On December 5, 2024, a major newspaper ran the headline “Insurance CEO Gunned Down In Manhattan”. The report then noted that Brian Thompson was “shot in the back in Midtown Manhattan by a killer who then calmly departed the scene”. The murder in broad daylight was truly chilling and disturbing. But many Americans reacted differently: for those who had been denied health insurance or struggled with medical bills, the news felt like a release. Online platforms erupted. One post read: “All jokes aside … no one here is the judge of who should live or perish. That’s the job of the AI algorithm the insurance company created to increase earnings on your health.”
Five days later, Luigi Mangione, a handsome, 26-year-old University of Pennsylvania graduate with a master’s in computer science, was arrested at a McDonald’s in Altoona, Pennsylvania. He awaits trial on criminal counts of murder, with the district attorney seeking the capital punishment. So who is Mangione? And what might have motivated the accused offense? These are the issues John H Richardson attempts to answer in an investigation that delves into wider topics, too.
The Making of a Subject
A journalist for Esquire magazine, Richardson devoted considerable time to studying the groups that exist in the hidden parts of the internet, producing articles about people “plagued by genuine concerns about an apocalyptic future”. To uncover “the making” of his subject, Richardson first examines Mangione’s extensive reading. We learn that “[when] he was arrested, Luigi had a list of nearly three hundred titles on Goodreads”. Their subject matter ranged from climate change to masculinity, along with a “focus on his own self-improvement, both physical and mental”. Additionally, Richardson sifts through his correspondence with influencers and authors as well as his many updates on digital networks. These original materials, intended to depict a picture of Mangione, instead present him as an unclear character. Richardson attempts to explain this by proposing that “Luigi’s elusiveness, in fact, is what gives him a little of that old deceiver’s charm”. Throughout the book, Richardson attempts to cast his subject in symbolic roles.
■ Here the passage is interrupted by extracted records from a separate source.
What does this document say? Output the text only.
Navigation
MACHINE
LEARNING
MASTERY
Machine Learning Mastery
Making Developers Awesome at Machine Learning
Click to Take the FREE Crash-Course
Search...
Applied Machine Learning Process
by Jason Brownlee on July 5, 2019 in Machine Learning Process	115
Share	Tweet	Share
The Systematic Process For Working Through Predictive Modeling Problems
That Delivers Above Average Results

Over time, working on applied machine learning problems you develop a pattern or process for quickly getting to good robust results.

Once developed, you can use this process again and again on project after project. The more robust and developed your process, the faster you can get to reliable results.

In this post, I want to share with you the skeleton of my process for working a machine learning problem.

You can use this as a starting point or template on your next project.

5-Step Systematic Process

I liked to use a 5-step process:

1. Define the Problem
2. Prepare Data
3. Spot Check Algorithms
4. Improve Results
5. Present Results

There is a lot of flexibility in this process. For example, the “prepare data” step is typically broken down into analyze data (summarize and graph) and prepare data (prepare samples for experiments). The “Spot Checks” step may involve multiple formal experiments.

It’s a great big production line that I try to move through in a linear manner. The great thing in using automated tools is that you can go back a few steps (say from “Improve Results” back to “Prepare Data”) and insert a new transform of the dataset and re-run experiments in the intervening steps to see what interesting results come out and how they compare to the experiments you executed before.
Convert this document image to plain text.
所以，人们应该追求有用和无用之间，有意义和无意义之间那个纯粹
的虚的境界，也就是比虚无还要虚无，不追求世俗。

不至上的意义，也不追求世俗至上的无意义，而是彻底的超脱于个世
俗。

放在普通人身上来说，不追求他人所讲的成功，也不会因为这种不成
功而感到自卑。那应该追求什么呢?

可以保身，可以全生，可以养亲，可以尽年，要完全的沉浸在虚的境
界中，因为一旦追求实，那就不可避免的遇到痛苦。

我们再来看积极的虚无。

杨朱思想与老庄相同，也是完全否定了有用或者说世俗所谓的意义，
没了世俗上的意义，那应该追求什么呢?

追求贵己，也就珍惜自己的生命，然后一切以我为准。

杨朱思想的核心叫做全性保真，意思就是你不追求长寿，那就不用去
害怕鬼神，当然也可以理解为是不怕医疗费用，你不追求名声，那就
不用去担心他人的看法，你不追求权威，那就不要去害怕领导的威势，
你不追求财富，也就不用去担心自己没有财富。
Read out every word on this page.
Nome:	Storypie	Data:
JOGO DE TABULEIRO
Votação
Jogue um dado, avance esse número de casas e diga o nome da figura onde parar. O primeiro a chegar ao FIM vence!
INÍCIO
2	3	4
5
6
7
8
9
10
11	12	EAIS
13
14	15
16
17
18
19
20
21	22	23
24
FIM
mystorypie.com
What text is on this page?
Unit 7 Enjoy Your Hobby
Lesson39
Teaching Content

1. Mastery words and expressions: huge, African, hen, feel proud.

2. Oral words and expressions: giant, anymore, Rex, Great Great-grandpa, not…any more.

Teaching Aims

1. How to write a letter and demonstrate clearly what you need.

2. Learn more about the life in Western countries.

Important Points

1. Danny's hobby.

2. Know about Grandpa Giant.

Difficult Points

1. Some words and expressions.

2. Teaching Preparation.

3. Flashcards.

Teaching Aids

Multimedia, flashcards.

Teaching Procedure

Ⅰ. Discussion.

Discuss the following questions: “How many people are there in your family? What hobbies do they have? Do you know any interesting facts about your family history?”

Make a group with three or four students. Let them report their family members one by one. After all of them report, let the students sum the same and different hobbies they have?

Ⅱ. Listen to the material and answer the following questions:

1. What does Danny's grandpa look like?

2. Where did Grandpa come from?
Mangione is profoundly worried about the world around him, one where ‘change is rapid whether we like it or not’
Interpreting the Incident
As for “the meaning” of the title, Richardson uses as a clue three words – “postpone”, “refuse” and “remove”, etched on the ammunition left behind at the crime scene. These are the phrases sometimes used by health insurance companies to deny coverage. He looks at the indication Mangione had a long-term spinal issue, which could have been a reason for an attack, but discovers no confirmation; instead, what significance there is seems to rest in Mangione’s philosophical dread about the world around him, one where “everything is accelerating whether we like it or not, sliding faster and faster to the edge”; a world where the consensus seems to be that AI is going to ultimately either take control, or destroy us, or both.
Missing Pieces
Conspicuous by their absence from the book are conversations with the key individuals. Richardson asked, of course, but did not anticipate access to Mangione himself. And his relatives stated explicitly that they had chosen not to talk to the press in prior to the trial. Another glaring gap is any significant information about the victim, Thompson, though we learn that under his leadership, from 2021 to 2023, company earnings rose significantly.
Unclear Conclusions
By book’s end, the reader has no clear understanding of Mangione’s personality or what could have driven his accused actions. Worse still, Richardson’s apparent empathy for him gives the reader the uncomfortable impression of having been exposed to a veiled endorsement of an assassination. In the book’s closing remarks, Richardson delivers his fairytale assessment: “We’ve entered a time of fables, the mad king, the monster in the maze and the emperor without clothes.” In that fable “outlaw heroes come with a appealing vow … They arrive in periods of unrest, when the people are suffering and nothing makes sense anymore.”
One thing is clear: as Mangione’s defence team works to have accusations that could lead to the ultimate sentence dismissed, any mention of myths, Robin Hoods, champions or monsters will not be admissible as evidence in defence of this attractive individual with a “features reminiscent of classical art” facing judgment for murder.